Bergler’s point: learning about youth culture was one thing; proposing to mobilize and transform the youth were something else; and using that youth culture to change America — just didn’t happen.

The Methodist mainline youth were not willing enough to be social crusaders and Youth for Christ’s attempt to save the world by “entertaining” Bobby-Soxers didn’t happen. The YFC’s choice to mimic youth culture by forming a Christian culture is for Bergler the big problem. Billy Graham entered cities, interviewed the police etc, discovered the problems, and then proposed the solution in YFC. It sought to be combine fun (accommodating youth culture) with moral strictness by beating the world at its own game. Marketing and business techniques were shaping a new Christian culture. The gospel — and I call this the soterian gospel and salvation culture in King Jesus Gospel — was accommodated as well; simplified. Catholics, too, were not as successful in reaching out as they hoped and formed more of a Catholic ghetto. And African American culture never bought into the youth culture movement as much but did worry about the “worldliness” of the youth — and complained about invasion of jazz into the churches.

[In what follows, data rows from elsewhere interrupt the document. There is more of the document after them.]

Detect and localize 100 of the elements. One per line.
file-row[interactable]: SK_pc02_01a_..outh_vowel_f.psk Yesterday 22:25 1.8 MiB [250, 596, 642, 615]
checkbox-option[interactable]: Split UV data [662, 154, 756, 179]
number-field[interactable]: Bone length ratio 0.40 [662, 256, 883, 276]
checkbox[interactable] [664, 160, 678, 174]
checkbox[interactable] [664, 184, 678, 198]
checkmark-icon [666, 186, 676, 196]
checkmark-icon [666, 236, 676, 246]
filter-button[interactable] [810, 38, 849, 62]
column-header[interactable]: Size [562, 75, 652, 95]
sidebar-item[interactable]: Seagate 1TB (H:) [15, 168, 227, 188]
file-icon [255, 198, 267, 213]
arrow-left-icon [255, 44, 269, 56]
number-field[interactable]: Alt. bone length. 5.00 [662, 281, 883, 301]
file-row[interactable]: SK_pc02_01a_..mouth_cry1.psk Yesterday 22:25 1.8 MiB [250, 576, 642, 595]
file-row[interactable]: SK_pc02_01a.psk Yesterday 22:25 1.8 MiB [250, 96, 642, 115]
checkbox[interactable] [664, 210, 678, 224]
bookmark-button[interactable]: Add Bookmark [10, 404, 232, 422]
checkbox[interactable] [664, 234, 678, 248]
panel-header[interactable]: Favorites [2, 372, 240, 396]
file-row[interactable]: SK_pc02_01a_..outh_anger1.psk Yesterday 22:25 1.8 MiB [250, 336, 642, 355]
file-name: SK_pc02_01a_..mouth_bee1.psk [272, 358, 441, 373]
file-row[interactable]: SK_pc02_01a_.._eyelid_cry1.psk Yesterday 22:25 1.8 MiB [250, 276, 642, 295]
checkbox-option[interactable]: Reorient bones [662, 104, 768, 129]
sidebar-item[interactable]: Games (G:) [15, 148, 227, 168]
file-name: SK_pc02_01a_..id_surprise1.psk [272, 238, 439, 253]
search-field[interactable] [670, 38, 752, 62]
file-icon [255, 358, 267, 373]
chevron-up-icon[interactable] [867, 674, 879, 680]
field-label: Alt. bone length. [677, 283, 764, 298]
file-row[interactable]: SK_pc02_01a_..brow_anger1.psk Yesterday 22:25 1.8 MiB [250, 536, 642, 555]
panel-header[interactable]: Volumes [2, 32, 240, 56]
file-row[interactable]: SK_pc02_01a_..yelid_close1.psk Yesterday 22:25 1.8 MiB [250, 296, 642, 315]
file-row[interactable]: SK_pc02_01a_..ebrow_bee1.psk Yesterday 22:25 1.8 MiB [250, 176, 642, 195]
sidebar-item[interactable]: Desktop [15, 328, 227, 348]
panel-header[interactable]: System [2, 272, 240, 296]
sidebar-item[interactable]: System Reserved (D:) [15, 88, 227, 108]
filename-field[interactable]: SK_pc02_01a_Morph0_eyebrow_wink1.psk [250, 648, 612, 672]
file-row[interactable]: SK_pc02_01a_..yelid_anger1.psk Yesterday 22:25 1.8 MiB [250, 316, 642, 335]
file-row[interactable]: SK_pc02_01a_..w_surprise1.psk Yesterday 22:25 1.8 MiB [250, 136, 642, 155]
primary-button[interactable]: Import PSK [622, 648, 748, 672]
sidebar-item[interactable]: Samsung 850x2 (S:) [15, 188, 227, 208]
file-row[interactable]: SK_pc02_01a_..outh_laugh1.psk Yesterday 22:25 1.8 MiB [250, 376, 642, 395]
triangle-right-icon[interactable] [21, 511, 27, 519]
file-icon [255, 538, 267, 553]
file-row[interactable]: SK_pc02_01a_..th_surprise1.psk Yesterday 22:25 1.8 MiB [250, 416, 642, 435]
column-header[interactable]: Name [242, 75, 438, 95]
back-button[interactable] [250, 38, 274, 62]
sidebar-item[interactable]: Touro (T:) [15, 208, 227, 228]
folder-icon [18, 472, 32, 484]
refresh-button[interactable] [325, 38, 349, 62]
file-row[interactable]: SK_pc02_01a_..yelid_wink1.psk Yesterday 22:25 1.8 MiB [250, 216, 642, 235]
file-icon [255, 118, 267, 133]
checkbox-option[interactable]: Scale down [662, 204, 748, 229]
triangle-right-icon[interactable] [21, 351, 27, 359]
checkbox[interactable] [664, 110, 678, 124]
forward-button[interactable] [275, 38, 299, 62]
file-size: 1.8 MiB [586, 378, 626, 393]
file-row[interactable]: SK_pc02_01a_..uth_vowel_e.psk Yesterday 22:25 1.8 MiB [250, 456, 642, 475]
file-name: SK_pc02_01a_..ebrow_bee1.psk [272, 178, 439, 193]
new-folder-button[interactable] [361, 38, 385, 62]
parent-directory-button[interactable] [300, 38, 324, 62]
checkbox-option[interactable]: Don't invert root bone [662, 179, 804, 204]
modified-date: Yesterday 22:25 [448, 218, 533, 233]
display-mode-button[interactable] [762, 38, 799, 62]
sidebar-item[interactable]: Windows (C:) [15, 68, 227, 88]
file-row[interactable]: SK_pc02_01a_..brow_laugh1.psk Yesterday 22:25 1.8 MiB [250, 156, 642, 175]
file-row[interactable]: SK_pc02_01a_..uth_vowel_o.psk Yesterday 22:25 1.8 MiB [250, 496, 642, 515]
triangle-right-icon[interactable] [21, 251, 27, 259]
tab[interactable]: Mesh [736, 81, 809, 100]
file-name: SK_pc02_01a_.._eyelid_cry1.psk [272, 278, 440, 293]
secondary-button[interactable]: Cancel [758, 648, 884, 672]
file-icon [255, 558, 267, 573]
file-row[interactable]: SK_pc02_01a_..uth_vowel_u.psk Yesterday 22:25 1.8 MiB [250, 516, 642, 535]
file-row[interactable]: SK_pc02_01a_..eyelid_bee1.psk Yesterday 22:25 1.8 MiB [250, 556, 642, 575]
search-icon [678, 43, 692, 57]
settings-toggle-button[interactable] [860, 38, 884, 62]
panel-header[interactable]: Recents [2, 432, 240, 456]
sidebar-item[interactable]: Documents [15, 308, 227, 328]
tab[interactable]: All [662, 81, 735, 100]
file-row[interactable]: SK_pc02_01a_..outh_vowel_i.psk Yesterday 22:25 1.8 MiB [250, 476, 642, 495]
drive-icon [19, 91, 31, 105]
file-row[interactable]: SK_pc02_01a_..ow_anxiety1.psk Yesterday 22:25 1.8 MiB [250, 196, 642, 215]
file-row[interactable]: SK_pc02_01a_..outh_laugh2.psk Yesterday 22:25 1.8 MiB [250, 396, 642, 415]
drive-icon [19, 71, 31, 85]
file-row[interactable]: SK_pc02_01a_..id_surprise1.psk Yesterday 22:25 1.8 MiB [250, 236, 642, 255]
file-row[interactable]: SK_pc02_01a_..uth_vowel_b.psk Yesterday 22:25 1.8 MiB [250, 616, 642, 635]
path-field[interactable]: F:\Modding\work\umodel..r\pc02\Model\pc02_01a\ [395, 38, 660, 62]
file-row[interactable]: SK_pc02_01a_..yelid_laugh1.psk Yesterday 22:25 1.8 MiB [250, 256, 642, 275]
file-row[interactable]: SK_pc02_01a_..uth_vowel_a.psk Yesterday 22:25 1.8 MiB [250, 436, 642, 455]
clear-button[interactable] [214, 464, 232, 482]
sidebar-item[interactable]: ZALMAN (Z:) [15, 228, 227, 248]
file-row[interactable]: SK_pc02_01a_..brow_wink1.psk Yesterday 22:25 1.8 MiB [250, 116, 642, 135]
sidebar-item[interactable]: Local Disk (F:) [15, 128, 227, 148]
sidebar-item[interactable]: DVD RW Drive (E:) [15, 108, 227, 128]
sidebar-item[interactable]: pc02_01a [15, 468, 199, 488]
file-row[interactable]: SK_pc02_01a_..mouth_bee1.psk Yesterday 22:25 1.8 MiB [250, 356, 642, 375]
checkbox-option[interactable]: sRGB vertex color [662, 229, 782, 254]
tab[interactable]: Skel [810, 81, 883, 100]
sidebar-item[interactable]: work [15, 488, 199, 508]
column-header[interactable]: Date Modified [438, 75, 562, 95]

Bergler’s perceives the dilemma: adapt to the youth culture and tamper with the faith, or ignore the culture and lose the youth? Adults sought to use the youth for their own agendas and in the process the faith was altered/accommodated.

Big download: The biggest problem with youth culture created “passive consumers with poor critical-thinking skills” (65). He speaks of the “insidious deadening effect of popular culture” (66).